I'm trying to make a function that checks to see if a file exists and if doesn't then it should print the error message and return 0 . Why isn't this working???

Answer 1

You'll need to indent the return 0 if you want to return from within the except block. Also, your argument isn't doing much of anything. Instead of assigning it the filehandle, I assume you want this function to be able to test any file? If not, you don't need any arguments.

def FileCheck(fn):
    try:
      open(fn, "r")
      return 1
    except IOError:
      print "Error: File does not appear to exist."
      return 0

result = FileCheck("testfile")
print result

Answer 2

This is likely because you want to open the file in read mode. Replace the "U" with "r".

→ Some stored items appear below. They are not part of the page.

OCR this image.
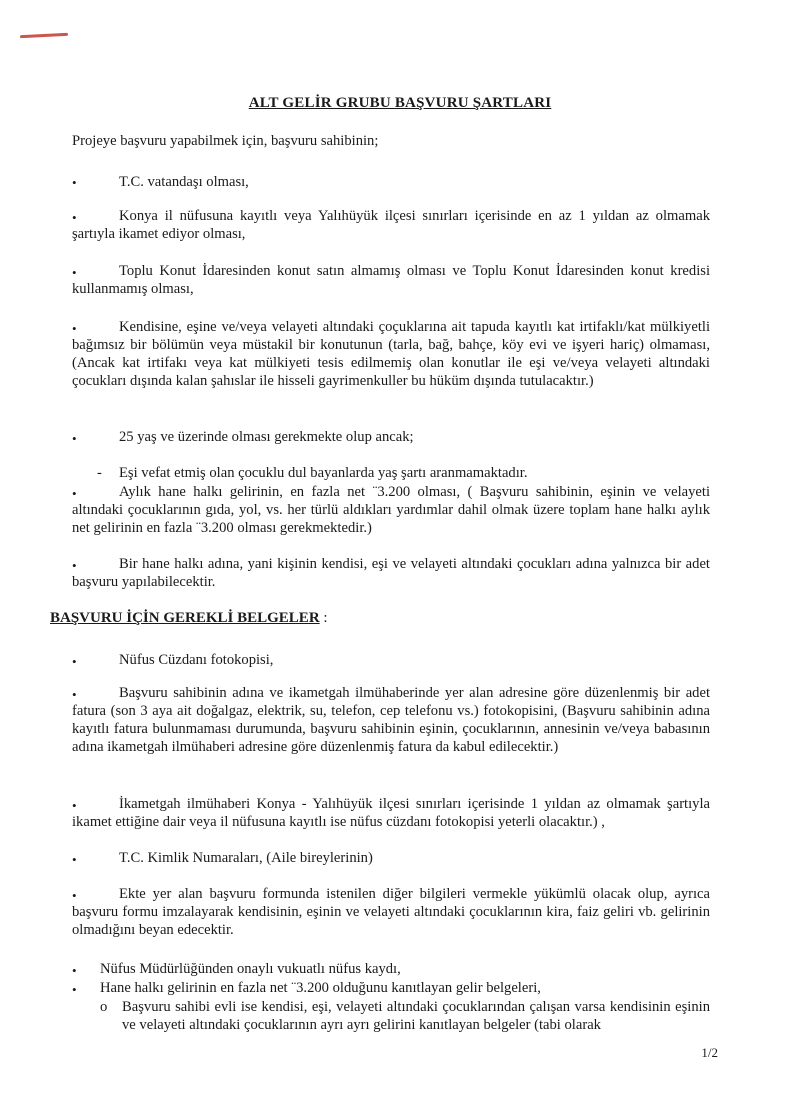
ALT GELİR GRUBU BAŞVURU ŞARTLARI
Projeye başvuru yapabilmek için, başvuru sahibinin;
•	T.C. vatandaşı olması,
•	Konya il nüfusuna kayıtlı veya Yalıhüyük ilçesi sınırları içerisinde en az 1 yıldan az olmamak şartıyla ikamet ediyor olması,
•	Toplu Konut İdaresinden konut satın almamış olması ve Toplu Konut İdaresinden konut kredisi kullanmamış olması,
•	Kendisine, eşine ve/veya velayeti altındaki çoçuklarına ait tapuda kayıtlı kat irtifaklı/kat mülkiyetli bağımsız bir bölümün veya müstakil bir konutunun (tarla, bağ, bahçe, köy evi ve işyeri hariç) olmaması, (Ancak kat irtifakı veya kat mülkiyeti tesis edilmemiş olan konutlar ile eşi ve/veya velayeti altındaki çocukları dışında kalan şahıslar ile hisseli gayrimenkuller bu hüküm dışında tutulacaktır.)
•	25 yaş ve üzerinde olması gerekmekte olup ancak;
- Eşi vefat etmiş olan çocuklu dul bayanlarda yaş şartı aranmamaktadır.
•	Aylık hane halkı gelirinin, en fazla net ¨3.200 olması, ( Başvuru sahibinin, eşinin ve velayeti altındaki çocuklarının gıda, yol, vs. her türlü aldıkları yardımlar dahil olmak üzere toplam hane halkı aylık net gelirinin en fazla ¨3.200 olması gerekmektedir.)
•	Bir hane halkı adına, yani kişinin kendisi, eşi ve velayeti altındaki çocukları adına yalnızca bir adet başvuru yapılabilecektir.
BAŞVURU İÇİN GEREKLİ BELGELER :
•	Nüfus Cüzdanı fotokopisi,
•	Başvuru sahibinin adına ve ikametgah ilmühaberinde yer alan adresine göre düzenlenmiş bir adet fatura (son 3 aya ait doğalgaz, elektrik, su, telefon, cep telefonu vs.) fotokopisini, (Başvuru sahibinin adına kayıtlı fatura bulunmaması durumunda, başvuru sahibinin eşinin, çocuklarının, annesinin ve/veya babasının adına ikametgah ilmühaberi adresine göre düzenlenmiş fatura da kabul edilecektir.)
•	İkametgah ilmühaberi Konya - Yalıhüyük ilçesi sınırları içerisinde 1 yıldan az olmamak şartıyla ikamet ettiğine dair veya il nüfusuna kayıtlı ise nüfus cüzdanı fotokopisi yeterli olacaktır.) ,
•	T.C. Kimlik Numaraları, (Aile bireylerinin)
•	Ekte yer alan başvuru formunda istenilen diğer bilgileri vermekle yükümlü olacak olup, ayrıca başvuru formu imzalayarak kendisinin, eşinin ve velayeti altındaki çocuklarının kira, faiz geliri vb. gelirinin olmadığını beyan edecektir.
• Nüfus Müdürlüğünden onaylı vukuatlı nüfus kaydı,
• Hane halkı gelirinin en fazla net ¨3.200 olduğunu kanıtlayan gelir belgeleri,
o Başvuru sahibi evli ise kendisi, eşi, velayeti altındaki çocuklarından çalışan varsa kendisinin eşinin ve velayeti altındaki çocuklarının ayrı ayrı gelirini kanıtlayan belgeler (tabi olarak
1/2
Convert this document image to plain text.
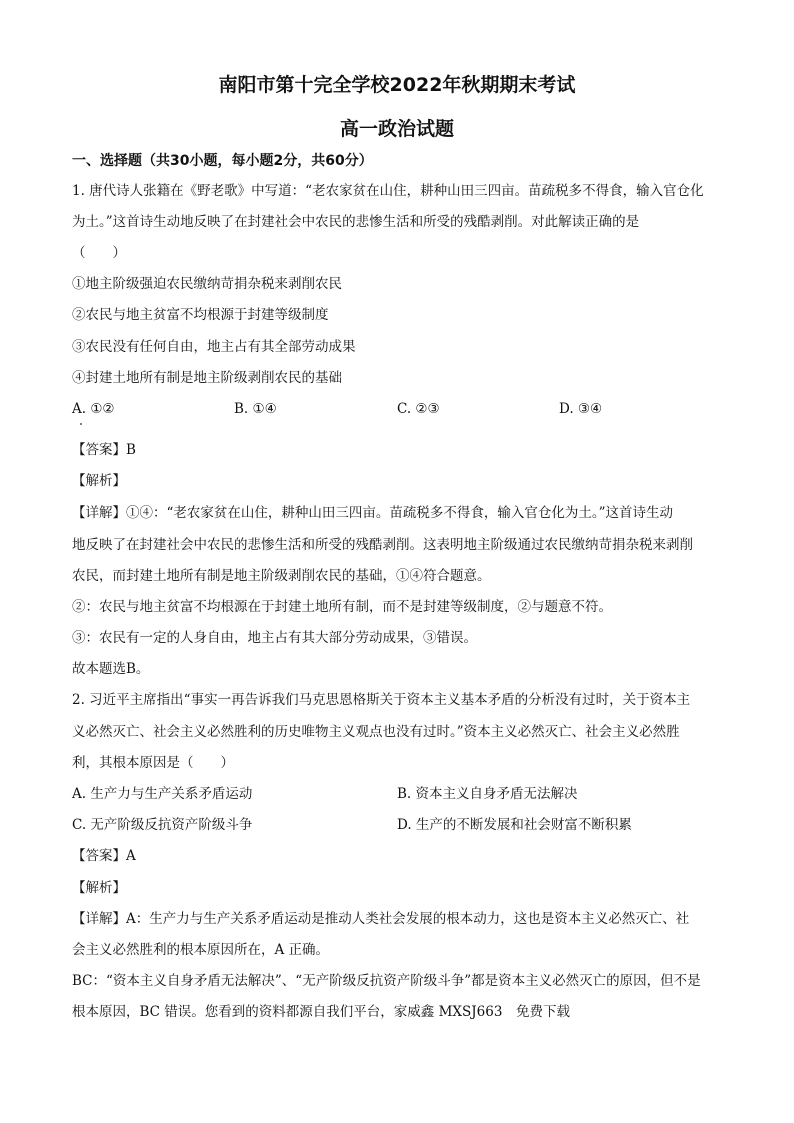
南阳市第十完全学校2022年秋期期末考试
高一政治试题
一、选择题（共30小题，每小题2分，共60分）
1. 唐代诗人张籍在《野老歌》中写道：“老农家贫在山住，耕种山田三四亩。苗疏税多不得食，输入官仓化
为土。”这首诗生动地反映了在封建社会中农民的悲惨生活和所受的残酷剥削。对此解读正确的是
（　　）
①地主阶级强迫农民缴纳苛捐杂税来剥削农民
②农民与地主贫富不均根源于封建等级制度
③农民没有任何自由，地主占有其全部劳动成果
④封建土地所有制是地主阶级剥削农民的基础
A. ①②	B. ①④	C. ②③	D. ③④
【答案】B
【解析】
【详解】①④：“老农家贫在山住，耕种山田三四亩。苗疏税多不得食，输入官仓化为土。”这首诗生动
地反映了在封建社会中农民的悲惨生活和所受的残酷剥削。这表明地主阶级通过农民缴纳苛捐杂税来剥削
农民，而封建土地所有制是地主阶级剥削农民的基础，①④符合题意。
②：农民与地主贫富不均根源在于封建土地所有制，而不是封建等级制度，②与题意不符。
③：农民有一定的人身自由，地主占有其大部分劳动成果，③错误。
故本题选B。
2. 习近平主席指出“事实一再告诉我们马克思恩格斯关于资本主义基本矛盾的分析没有过时，关于资本主
义必然灭亡、社会主义必然胜利的历史唯物主义观点也没有过时。”资本主义必然灭亡、社会主义必然胜
利，其根本原因是（　　）
A. 生产力与生产关系矛盾运动	B. 资本主义自身矛盾无法解决
C. 无产阶级反抗资产阶级斗争	D. 生产的不断发展和社会财富不断积累
【答案】A
【解析】
【详解】A：生产力与生产关系矛盾运动是推动人类社会发展的根本动力，这也是资本主义必然灭亡、社
会主义必然胜利的根本原因所在，A 正确。
BC：“资本主义自身矛盾无法解决”、“无产阶级反抗资产阶级斗争”都是资本主义必然灭亡的原因，但不是
根本原因，BC 错误。您看到的资料都源自我们平台，家威鑫 MXSJ663　免费下载
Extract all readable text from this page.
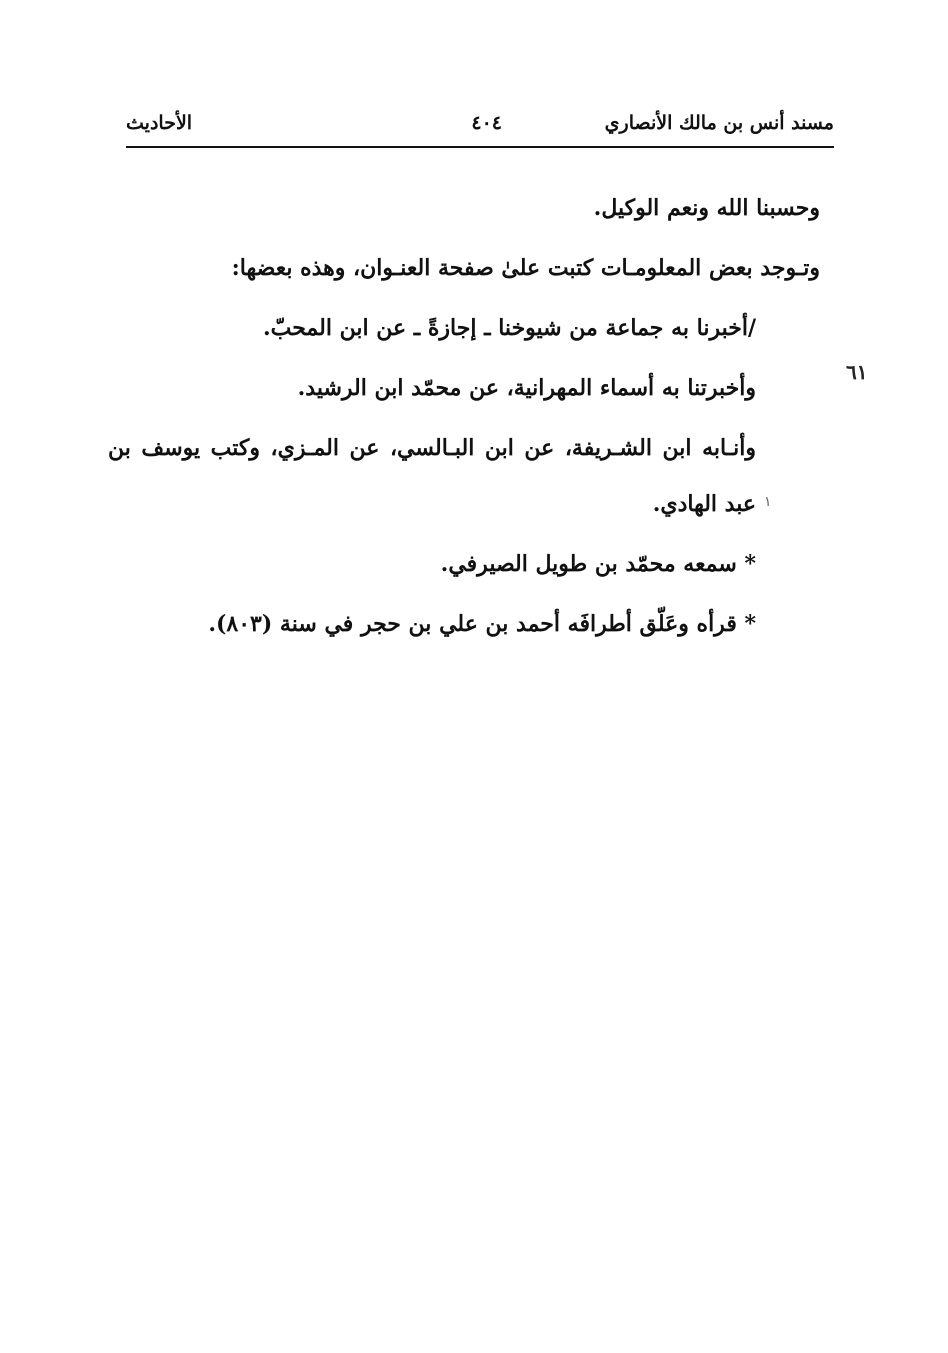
مسند أنس بن مالك الأنصاري
٤٠٤
الأحاديث
٦١
١

وحسبنا الله ونعم الوكيل.

وتـوجد بعض المعلومـات كتبت علىٰ صفحة العنـوان، وهذه بعضها:

/أخبرنا به جماعة من شيوخنا ـ إجازةً ـ عن ابن المحبّ.

وأخبرتنا به أسماء المهرانية، عن محمّد ابن الرشيد.

وأنـابه ابن الشـريفة، عن ابن البـالسي، عن المـزي، وكتب يوسف بن عبد الهادي.

* سمعه محمّد بن طويل الصيرفي.

* قرأه وعَلّق أطرافَه أحمد بن علي بن حجر في سنة (٨٠٣).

Of course, you can use os.path.isfile('filepath') too.

Answer 3

I think os.path.isfile() is better if you just want to "check" if a file exists since you do not need to actually open the file. Anyway, after open it is a considered best practice to close the file and examples above did not include this.

Answer 4

If you just want to check if a file exists or not, the python os library has solutions for that such as os.path.isfile('TestFile.txt'). OregonTrails answer wouldn't work as you would still need to close the file in the end with a finally block but to do that you must store the file pointer in a variable outside the try and except block which defeats the whole purpose of your solution.